Tokens = [mul(123, 456), mul(1, 2)] ;
Tokens = [mul(123, 456), mul(1, 2)] ;
Tokens = [mul(123, 456), mul(1, 2)] ;
Tokens = [mul(123, 456), mul(1, 2)] ;
Tokens = [mul(123, 456), mul(1, 2)] ;
Tokens = [mul(123, 456), mul(1, 2)] ;
Tokens = [mul(123, 456), mul(1, 2)] ;
Tokens = [mul(123, 456), mul(1, 2)] ;
Tokens = [mul(123, 456), mul(1, 2)] ;
Tokens = [mul(123, 456)] ; -- Incorrect
Tokens = [mul(1, 2)] ; -- Incorrect
false.
I can use the cut to stop at the first solution, but is there a way to express not_token
in DCG so that it only returns a correct result.
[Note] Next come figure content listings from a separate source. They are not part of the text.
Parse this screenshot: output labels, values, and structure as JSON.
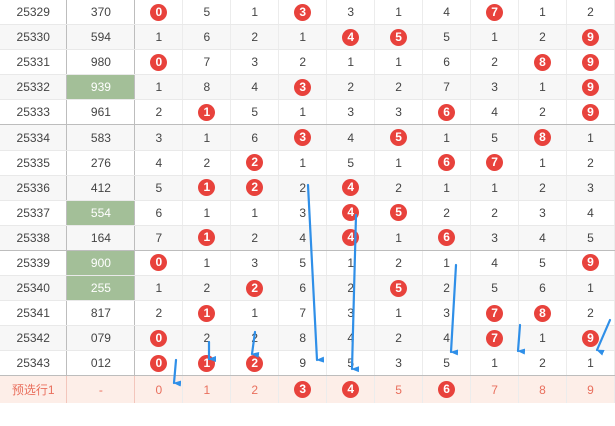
{
  "colors": {
    "ball": "#e8423c",
    "highlight": "#a3bf98",
    "arrow": "#2f8fe8",
    "pre_row_bg": "#fdeee8"
  },
  "rows": [
    {
      "issue": "25329",
      "prize": "370",
      "hl": false,
      "cells": [
        {
          "v": "0",
          "ball": true
        },
        {
          "v": "5"
        },
        {
          "v": "1"
        },
        {
          "v": "3",
          "ball": true
        },
        {
          "v": "3"
        },
        {
          "v": "1"
        },
        {
          "v": "4"
        },
        {
          "v": "7",
          "ball": true
        },
        {
          "v": "1"
        },
        {
          "v": "2"
        }
      ]
    },
    {
      "issue": "25330",
      "prize": "594",
      "hl": false,
      "cells": [
        {
          "v": "1"
        },
        {
          "v": "6"
        },
        {
          "v": "2"
        },
        {
          "v": "1"
        },
        {
          "v": "4",
          "ball": true
        },
        {
          "v": "5",
          "ball": true
        },
        {
          "v": "5"
        },
        {
          "v": "1"
        },
        {
          "v": "2"
        },
        {
          "v": "9",
          "ball": true
        }
      ]
    },
    {
      "issue": "25331",
      "prize": "980",
      "hl": false,
      "cells": [
        {
          "v": "0",
          "ball": true
        },
        {
          "v": "7"
        },
        {
          "v": "3"
        },
        {
          "v": "2"
        },
        {
          "v": "1"
        },
        {
          "v": "1"
        },
        {
          "v": "6"
        },
        {
          "v": "2"
        },
        {
          "v": "8",
          "ball": true
        },
        {
          "v": "9",
          "ball": true
        }
      ]
    },
    {
      "issue": "25332",
      "prize": "939",
      "hl": true,
      "cells": [
        {
          "v": "1"
        },
        {
          "v": "8"
        },
        {
          "v": "4"
        },
        {
          "v": "3",
          "ball": true
        },
        {
          "v": "2"
        },
        {
          "v": "2"
        },
        {
          "v": "7"
        },
        {
          "v": "3"
        },
        {
          "v": "1"
        },
        {
          "v": "9",
          "ball": true
        }
      ]
    },
    {
      "issue": "25333",
      "prize": "961",
      "hl": false,
      "cells": [
        {
          "v": "2"
        },
        {
          "v": "1",
          "ball": true
        },
        {
          "v": "5"
        },
        {
          "v": "1"
        },
        {
          "v": "3"
        },
        {
          "v": "3"
        },
        {
          "v": "6",
          "ball": true
        },
        {
          "v": "4"
        },
        {
          "v": "2"
        },
        {
          "v": "9",
          "ball": true
        }
      ]
    },
    {
      "issue": "25334",
      "prize": "583",
      "hl": false,
      "cells": [
        {
          "v": "3"
        },
        {
          "v": "1"
        },
        {
          "v": "6"
        },
        {
          "v": "3",
          "ball": true
        },
        {
          "v": "4"
        },
        {
          "v": "5",
          "ball": true
        },
        {
          "v": "1"
        },
        {
          "v": "5"
        },
        {
          "v": "8",
          "ball": true
        },
        {
          "v": "1"
        }
      ]
    },
    {
      "issue": "25335",
      "prize": "276",
      "hl": false,
      "cells": [
        {
          "v": "4"
        },
        {
          "v": "2"
        },
        {
          "v": "2",
          "ball": true
        },
        {
          "v": "1"
        },
        {
          "v": "5"
        },
        {
          "v": "1"
        },
        {
          "v": "6",
          "ball": true
        },
        {
          "v": "7",
          "ball": true
        },
        {
          "v": "1"
        },
        {
          "v": "2"
        }
      ]
    },
    {
      "issue": "25336",
      "prize": "412",
      "hl": false,
      "cells": [
        {
          "v": "5"
        },
        {
          "v": "1",
          "ball": true
        },
        {
          "v": "2",
          "ball": true
        },
        {
          "v": "2"
        },
        {
          "v": "4",
          "ball": true
        },
        {
          "v": "2"
        },
        {
          "v": "1"
        },
        {
          "v": "1"
        },
        {
          "v": "2"
        },
        {
          "v": "3"
        }
      ]
    },
    {
      "issue": "25337",
      "prize": "554",
      "hl": true,
      "cells": [
        {
          "v": "6"
        },
        {
          "v": "1"
        },
        {
          "v": "1"
        },
        {
          "v": "3"
        },
        {
          "v": "4",
          "ball": true
        },
        {
          "v": "5",
          "ball": true
        },
        {
          "v": "2"
        },
        {
          "v": "2"
        },
        {
          "v": "3"
        },
        {
          "v": "4"
        }
      ]
    },
    {
      "issue": "25338",
      "prize": "164",
      "hl": false,
      "cells": [
        {
          "v": "7"
        },
        {
          "v": "1",
          "ball": true
        },
        {
          "v": "2"
        },
        {
          "v": "4"
        },
        {
          "v": "4",
          "ball": true
        },
        {
          "v": "1"
        },
        {
          "v": "6",
          "ball": true
        },
        {
          "v": "3"
        },
        {
          "v": "4"
        },
        {
          "v": "5"
        }
      ]
    },
    {
      "issue": "25339",
      "prize": "900",
      "hl": true,
      "cells": [
        {
          "v": "0",
          "ball": true
        },
        {
          "v": "1"
        },
        {
          "v": "3"
        },
        {
          "v": "5"
        },
        {
          "v": "1"
        },
        {
          "v": "2"
        },
        {
          "v": "1"
        },
        {
          "v": "4"
        },
        {
          "v": "5"
        },
        {
          "v": "9",
          "ball": true
        }
      ]
    },
    {
      "issue": "25340",
      "prize": "255",
      "hl": true,
      "cells": [
        {
          "v": "1"
        },
        {
          "v": "2"
        },
        {
          "v": "2",
          "ball": true
        },
        {
          "v": "6"
        },
        {
          "v": "2"
        },
        {
          "v": "5",
          "ball": true
        },
        {
          "v": "2"
        },
        {
          "v": "5"
        },
        {
          "v": "6"
        },
        {
          "v": "1"
        }
      ]
    },
    {
      "issue": "25341",
      "prize": "817",
      "hl": false,
      "cells": [
        {
          "v": "2"
        },
        {
          "v": "1",
          "ball": true
        },
        {
          "v": "1"
        },
        {
          "v": "7"
        },
        {
          "v": "3"
        },
        {
          "v": "1"
        },
        {
          "v": "3"
        },
        {
          "v": "7",
          "ball": true
        },
        {
          "v": "8",
          "ball": true
        },
        {
          "v": "2"
        }
      ]
    },
    {
      "issue": "25342",
      "prize": "079",
      "hl": false,
      "cells": [
        {
          "v": "0",
          "ball": true
        },
        {
          "v": "2"
        },
        {
          "v": "2"
        },
        {
          "v": "8"
        },
        {
          "v": "4"
        },
        {
          "v": "2"
        },
        {
          "v": "4"
        },
        {
          "v": "7",
          "ball": true
        },
        {
          "v": "1"
        },
        {
          "v": "9",
          "ball": true
        }
      ]
    },
    {
      "issue": "25343",
      "prize": "012",
      "hl": false,
      "cells": [
        {
          "v": "0",
          "ball": true
        },
        {
          "v": "1",
          "ball": true
        },
        {
          "v": "2",
          "ball": true
        },
        {
          "v": "9"
        },
        {
          "v": "5"
        },
        {
          "v": "3"
        },
        {
          "v": "5"
        },
        {
          "v": "1"
        },
        {
          "v": "2"
        },
        {
          "v": "1"
        }
      ]
    }
  ],
  "preselect": {
    "label": "预选行1",
    "prize": "-",
    "cells": [
      {
        "v": "0"
      },
      {
        "v": "1"
      },
      {
        "v": "2"
      },
      {
        "v": "3",
        "ball": true
      },
      {
        "v": "4",
        "ball": true
      },
      {
        "v": "5"
      },
      {
        "v": "6",
        "ball": true
      },
      {
        "v": "7"
      },
      {
        "v": "8"
      },
      {
        "v": "9"
      }
    ]
  }
}
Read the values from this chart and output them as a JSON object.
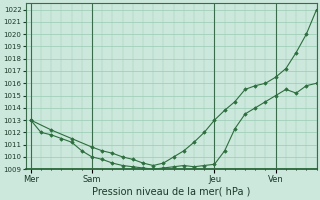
{
  "background_color": "#cce8dc",
  "grid_color": "#99ccb3",
  "line_color": "#2d6e3e",
  "marker_color": "#2d6e3e",
  "xlabel": "Pression niveau de la mer( hPa )",
  "ylim": [
    1009,
    1022.5
  ],
  "yticks": [
    1009,
    1010,
    1011,
    1012,
    1013,
    1014,
    1015,
    1016,
    1017,
    1018,
    1019,
    1020,
    1021,
    1022
  ],
  "xtick_labels": [
    "Mer",
    "Sam",
    "Jeu",
    "Ven"
  ],
  "xtick_positions": [
    0,
    12,
    36,
    48
  ],
  "xvlines": [
    0,
    12,
    36,
    48
  ],
  "xlim": [
    -1,
    56
  ],
  "series1_x": [
    0,
    2,
    4,
    6,
    8,
    10,
    12,
    14,
    16,
    18,
    20,
    22,
    24,
    26,
    28,
    30,
    32,
    34,
    36,
    38,
    40,
    42,
    44,
    46,
    48,
    50,
    52,
    54,
    56
  ],
  "series1_y": [
    1013.0,
    1012.0,
    1011.8,
    1011.5,
    1011.2,
    1010.5,
    1010.0,
    1009.8,
    1009.5,
    1009.3,
    1009.2,
    1009.1,
    1009.0,
    1009.1,
    1009.2,
    1009.3,
    1009.2,
    1009.3,
    1009.4,
    1010.5,
    1012.3,
    1013.5,
    1014.0,
    1014.5,
    1015.0,
    1015.5,
    1015.2,
    1015.8,
    1016.0
  ],
  "series2_x": [
    0,
    4,
    8,
    12,
    14,
    16,
    18,
    20,
    22,
    24,
    26,
    28,
    30,
    32,
    34,
    36,
    38,
    40,
    42,
    44,
    46,
    48,
    50,
    52,
    54,
    56
  ],
  "series2_y": [
    1013.0,
    1012.2,
    1011.5,
    1010.8,
    1010.5,
    1010.3,
    1010.0,
    1009.8,
    1009.5,
    1009.3,
    1009.5,
    1010.0,
    1010.5,
    1011.2,
    1012.0,
    1013.0,
    1013.8,
    1014.5,
    1015.5,
    1015.8,
    1016.0,
    1016.5,
    1017.2,
    1018.5,
    1020.0,
    1022.0
  ]
}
For more complicated test case, it's actually from https://adventofcode.com/2024/day/3. The current solution can solve the exact problem with a cut, but I want to be able to have my DCG written more strict so that it only finds a correct solution.
You could instead find every token on backtracking and use findall/3 to collect the tokens. This would be all the code:
:- use_module(library(dcg/basics)).
find_token(T) --> string(_), token(T), string(_).
token(mul(N1, N2)) -->
"mul(", number(N1), ",", number(N2), ")".
token(do) --> "do()".
token(dont) --> "don't()".
and this is how you query it with findall:
?- findall(T, phrase(find_token(T), `mul(mul(123,456)dommmmulmul(1,2))`), Tokens).
Tokens = [mul(123, 456), mul(1, 2)].